Parents tend to do most of the talking at their child’s doctor’s appointments. While the child is almost always present, their participation is often minimal. When it comes time to transition into adult care, the patient may feel unprepared to speak about their disease, let alone manage it on their own. Front-line staff at The Hospital for Sick Children (SickKids) recognized this problem among patients with inflammatory bowel disease (IBD) and took action.
SickKids has launched a free mobile app to empower teens and parents of young children with IBD to take control of the disease. myIBD app allows patients to track their food, stool, pain and frequency of washroom visits all on their mobile device. It also provides educational tools to help manage these symptoms.
IBD is a condition that causes inflammation in the gastrointestinal tract. There are two types: Crohn’s disease and ulcerative colitis. While Canada has the highest incidence of IBD with more than 200,000 people living with the disease, it remains a relativity misunderstood and unknown disease.

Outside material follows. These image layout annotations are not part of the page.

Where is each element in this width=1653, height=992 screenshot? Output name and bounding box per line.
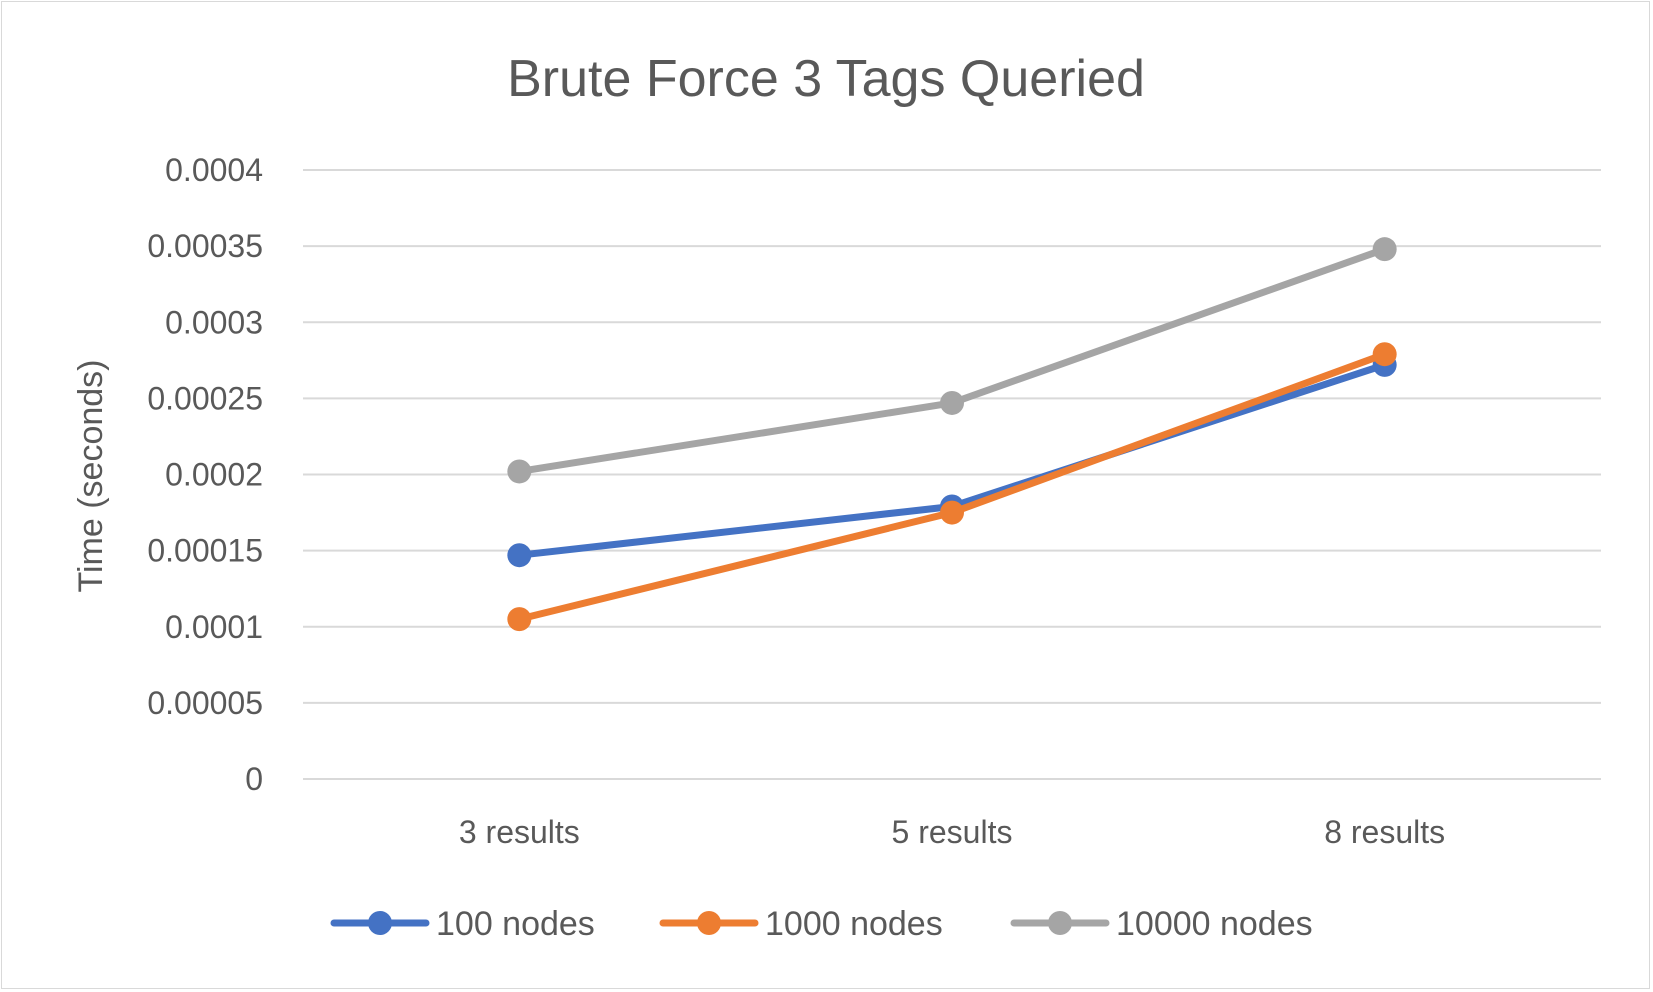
series-100-nodes xyxy=(507,352,1397,568)
y-tick-label: 0.0004 xyxy=(165,152,263,188)
legend-label: 10000 nodes xyxy=(1116,905,1313,943)
x-tick-label: 3 results xyxy=(459,814,580,850)
y-tick-label: 0 xyxy=(245,761,263,797)
legend-item: 1000 nodes xyxy=(659,905,943,943)
data-point xyxy=(507,607,532,632)
y-tick-label: 0.0002 xyxy=(165,457,263,493)
x-tick-label: 5 results xyxy=(892,814,1013,850)
series-line xyxy=(515,245,1389,475)
legend-swatch-marker xyxy=(1048,911,1072,935)
series-1000-nodes xyxy=(507,342,1397,632)
data-point xyxy=(507,459,532,484)
y-tick-label: 0.00035 xyxy=(147,228,263,264)
legend: 100 nodes 1000 nodes 10000 nodes xyxy=(330,905,1313,943)
y-tick-label: 0.0003 xyxy=(165,304,263,340)
y-tick-label: 0.00015 xyxy=(147,533,263,569)
y-tick-label: 0.0001 xyxy=(165,609,263,645)
data-point xyxy=(1372,342,1397,367)
chart-title: Brute Force 3 Tags Queried xyxy=(507,50,1145,108)
legend-item: 100 nodes xyxy=(330,905,595,943)
legend-swatch-marker xyxy=(697,911,721,935)
data-point xyxy=(1372,237,1397,262)
y-tick-labels: 0 0.00005 0.0001 0.00015 0.0002 0.00025 0.0003… xyxy=(147,152,263,797)
legend-label: 1000 nodes xyxy=(765,905,943,943)
y-axis-title: Time (seconds) xyxy=(72,359,110,592)
legend-swatch-marker xyxy=(368,911,392,935)
series-10000-nodes xyxy=(507,237,1397,484)
y-tick-label: 0.00025 xyxy=(147,380,263,416)
x-tick-label: 8 results xyxy=(1324,814,1445,850)
x-tick-labels: 3 results 5 results 8 results xyxy=(459,814,1445,850)
data-point xyxy=(940,500,964,525)
data-point xyxy=(507,543,532,568)
series-lines xyxy=(507,237,1397,632)
legend-label: 100 nodes xyxy=(436,905,595,943)
legend-item: 10000 nodes xyxy=(1010,905,1313,943)
gridlines xyxy=(303,169,1601,780)
data-point xyxy=(940,390,964,415)
y-tick-label: 0.00005 xyxy=(147,685,263,721)
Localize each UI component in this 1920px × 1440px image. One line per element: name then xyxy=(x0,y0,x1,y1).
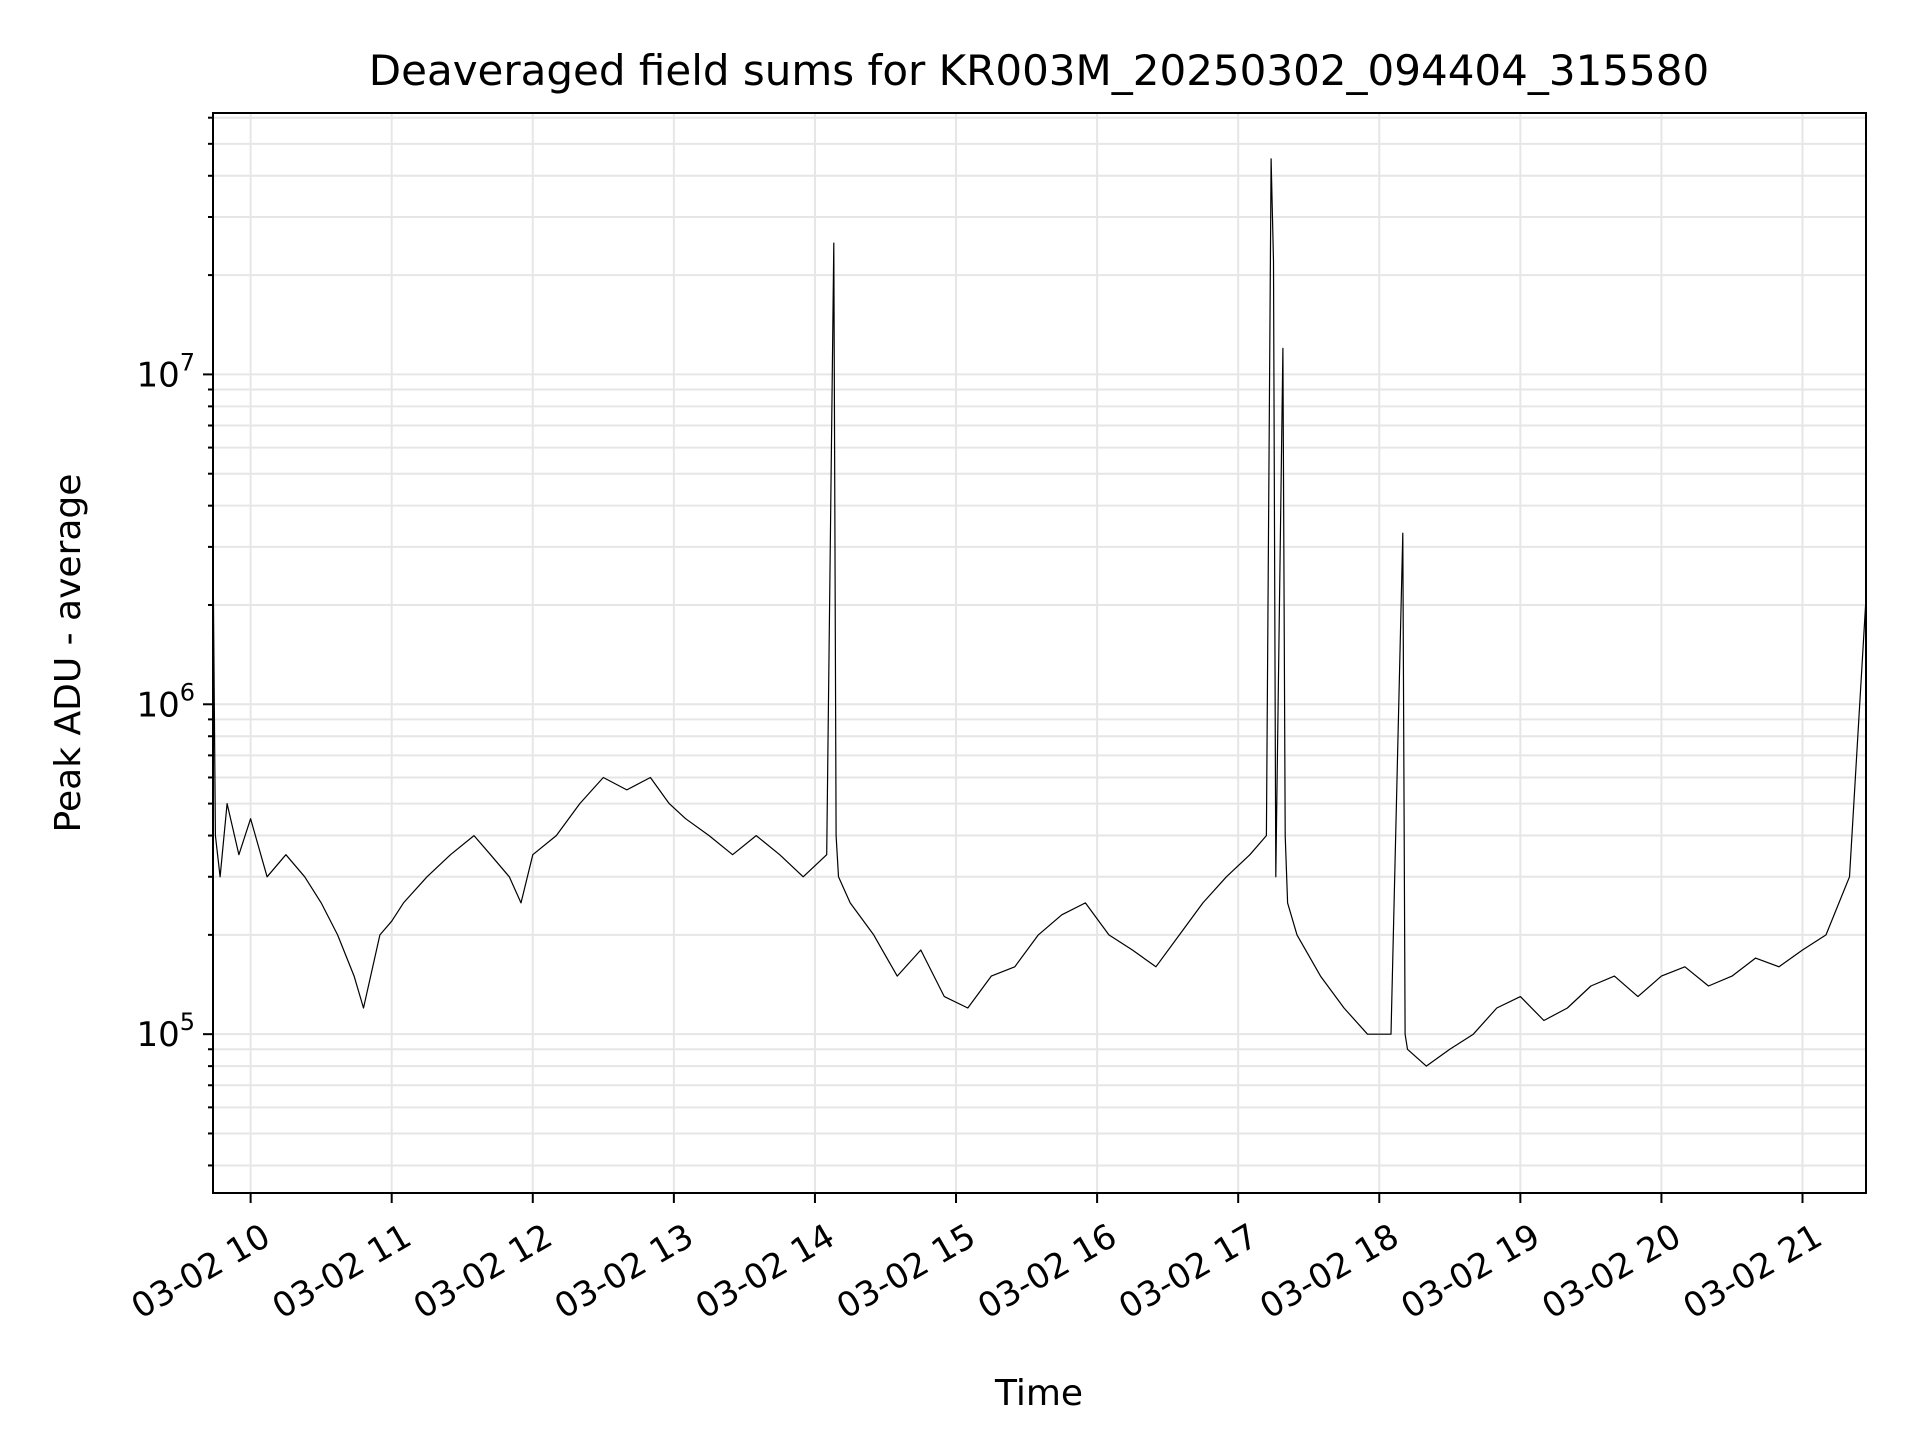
plot-background xyxy=(213,113,1866,1193)
chart-title: Deaveraged field sums for KR003M_2025030… xyxy=(369,46,1709,95)
y-tick-label: 107 xyxy=(136,348,195,395)
grid xyxy=(213,113,1866,1193)
x-axis-label: Time xyxy=(994,1373,1083,1414)
y-axis: 105 106 107 xyxy=(136,116,213,1167)
series-layer xyxy=(212,158,1867,1067)
y-axis-label: Peak ADU - average xyxy=(48,474,89,833)
y-tick-label: 106 xyxy=(136,678,195,725)
data-series-line xyxy=(212,158,1867,1067)
plot-frame xyxy=(212,112,1867,1194)
y-tick-label: 105 xyxy=(136,1008,195,1055)
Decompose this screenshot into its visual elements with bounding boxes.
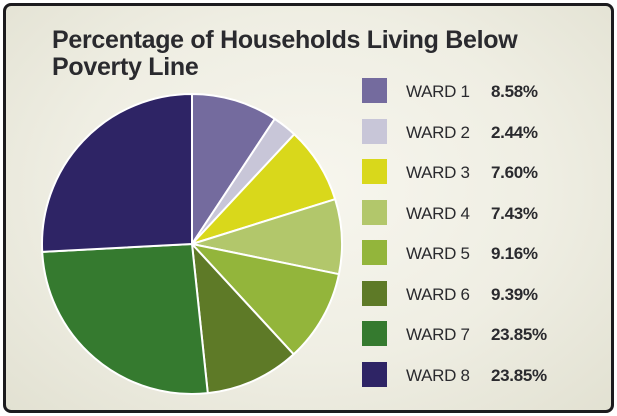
legend-swatch-ward-2 (362, 118, 387, 144)
chart-title: Percentage of Households Living Below Po… (52, 26, 518, 81)
legend-value-ward-2: 2.44% (491, 122, 538, 142)
pie-slice-ward-5 (191, 243, 340, 356)
legend-swatch-ward-6 (362, 280, 387, 306)
legend-label-ward-5: WARD 5 (406, 244, 470, 263)
legend-value-ward-7: 23.85% (491, 325, 547, 344)
legend-label-ward-3: WARD 3 (406, 163, 470, 182)
pie-slice-ward-7 (41, 243, 209, 395)
legend-swatch-ward-8 (362, 361, 387, 387)
legend-value-ward-8: 23.85% (491, 365, 547, 385)
legend-item-ward-7: WARD 7 23.85% (362, 321, 602, 347)
pie-chart (41, 93, 343, 395)
legend-value-ward-5: 9.16% (491, 244, 538, 263)
legend-label-ward-6: WARD 6 (406, 284, 470, 304)
legend-item-ward-6: WARD 6 9.39% (362, 280, 602, 307)
legend-label-ward-1: WARD 1 (406, 82, 470, 101)
legend-value-ward-6: 9.39% (491, 284, 538, 304)
legend-swatch-ward-3 (362, 159, 387, 184)
legend-swatch-ward-5 (362, 240, 387, 265)
legend-value-ward-1: 8.58% (491, 82, 538, 101)
legend-label-ward-8: WARD 8 (406, 365, 470, 385)
legend-item-ward-2: WARD 2 2.44% (362, 118, 602, 145)
legend-label-ward-2: WARD 2 (406, 122, 470, 142)
legend-value-ward-3: 7.60% (491, 163, 538, 182)
legend-swatch-ward-7 (362, 321, 387, 346)
pie-slice-ward-6 (191, 243, 295, 395)
pie-slice-ward-8 (41, 93, 193, 253)
legend-value-ward-4: 7.43% (491, 203, 538, 223)
legend-item-ward-1: WARD 1 8.58% (362, 78, 602, 104)
legend-item-ward-8: WARD 8 23.85% (362, 361, 602, 388)
legend-swatch-ward-1 (362, 78, 387, 103)
legend-label-ward-7: WARD 7 (406, 325, 470, 344)
legend-item-ward-4: WARD 4 7.43% (362, 199, 602, 226)
legend-item-ward-5: WARD 5 9.16% (362, 240, 602, 266)
legend-item-ward-3: WARD 3 7.60% (362, 159, 602, 185)
chart-card: Percentage of Households Living Below Po… (3, 3, 614, 413)
pie-slice-ward-1 (191, 93, 276, 245)
legend-label-ward-4: WARD 4 (406, 203, 470, 223)
legend-swatch-ward-4 (362, 199, 387, 225)
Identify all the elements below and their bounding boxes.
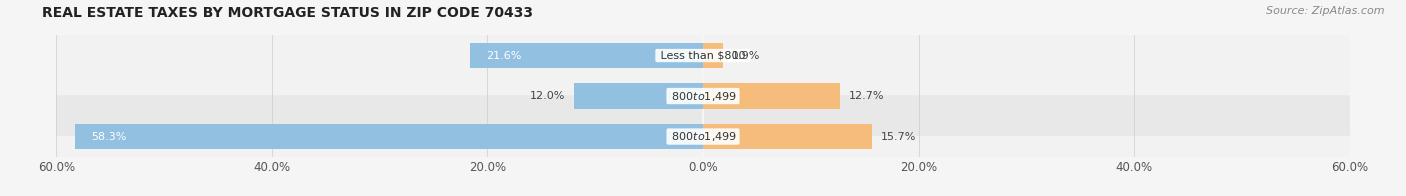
Bar (75, 124, 703, 149)
Bar (703, 43, 724, 68)
Text: $800 to $1,499: $800 to $1,499 (668, 130, 738, 143)
Text: REAL ESTATE TAXES BY MORTGAGE STATUS IN ZIP CODE 70433: REAL ESTATE TAXES BY MORTGAGE STATUS IN … (42, 6, 533, 20)
Text: 15.7%: 15.7% (880, 132, 917, 142)
Text: 58.3%: 58.3% (91, 132, 127, 142)
Text: 21.6%: 21.6% (486, 51, 522, 61)
FancyBboxPatch shape (51, 56, 1355, 136)
Text: $800 to $1,499: $800 to $1,499 (668, 90, 738, 103)
Bar (703, 83, 839, 109)
FancyBboxPatch shape (51, 97, 1355, 176)
Text: 12.0%: 12.0% (530, 91, 565, 101)
Text: 12.7%: 12.7% (849, 91, 884, 101)
Bar (703, 124, 872, 149)
Bar (574, 83, 703, 109)
Text: Less than $800: Less than $800 (657, 51, 749, 61)
Legend: Without Mortgage, With Mortgage: Without Mortgage, With Mortgage (568, 194, 838, 196)
FancyBboxPatch shape (51, 16, 1355, 95)
Text: Source: ZipAtlas.com: Source: ZipAtlas.com (1267, 6, 1385, 16)
Text: 1.9%: 1.9% (733, 51, 761, 61)
Bar (470, 43, 703, 68)
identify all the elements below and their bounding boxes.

“Some days I’d go to the washroom up to 20 times. I was exhausted, in constant pain and afraid; I didn’t know what was happening to me,” says Calandra Carkner, 18, who was diagnosed with Crohn’s disease in June 2010.
Like other chronic conditions, IBD requires close monitoring to maintain a good quality of life. “Without proper tracking, patients and families often miss the ‘red flags’ which lead to an exacerbation of the disease, or in other words, an unexpected flare-up,” says Karen Frost, one of the Project Leaders and IBD Nurse Practitioner in the Division of Gastroenterology, Hepatology and Nutrition at SickKids. “myIBD app offers a visual tracking system so patients can monitor their disease activity and seek help when necessary – sooner rather than later.”
When symptoms are caught early, flare-ups and hospital admissions can be avoided. Frost, along with colleagues Dr. Johan Van Limbergen and Meaghan Wright, created myIBD app after noticing that their patients and families needed this kind of tool.
“We support our patients and their families as they adjust to the lifestyle changes required to effectively manage IBD, whether it be diet and lifestyle changes, medication, or simply monitoring symptoms. The app provides patients with immediate, round-the-clock access to current, reliable and educational IBD information to supplement the information they get in the clinic,” says Frost. “With education comes a good foundation for long term remission of disease. We stick to our mantra that the ‘remission is the mission’.”
Calandra was a competitive soccer player, an A student and a social butterfly before she was diagnosed with Crohn’s disease. “Living with Crohn’s and keeping track of my symptoms can be hard,” she explains. “myIBD app has helped me understand triggers like stress, lack of sleep, or a particular food and this helps to give me a sense of control. It’s an easy tool to use and helps me share accurate information with my doctors. It remembers all the details for me so that I can focus on life.”
With a better understanding of her disease, Calandra is managing her symptoms and was able to return to the soccer field, school and her friends. She’s now getting ready for the fall when she’ll be going away to start her first year of university.
myIBD app can also benefit adults with IBD and is currently available for free in the App Store for iPhones, iPad, and the iPod touch. It should also be available to Android devices later this year.
myIBD app was made available through a grant from Abbott Laboratories.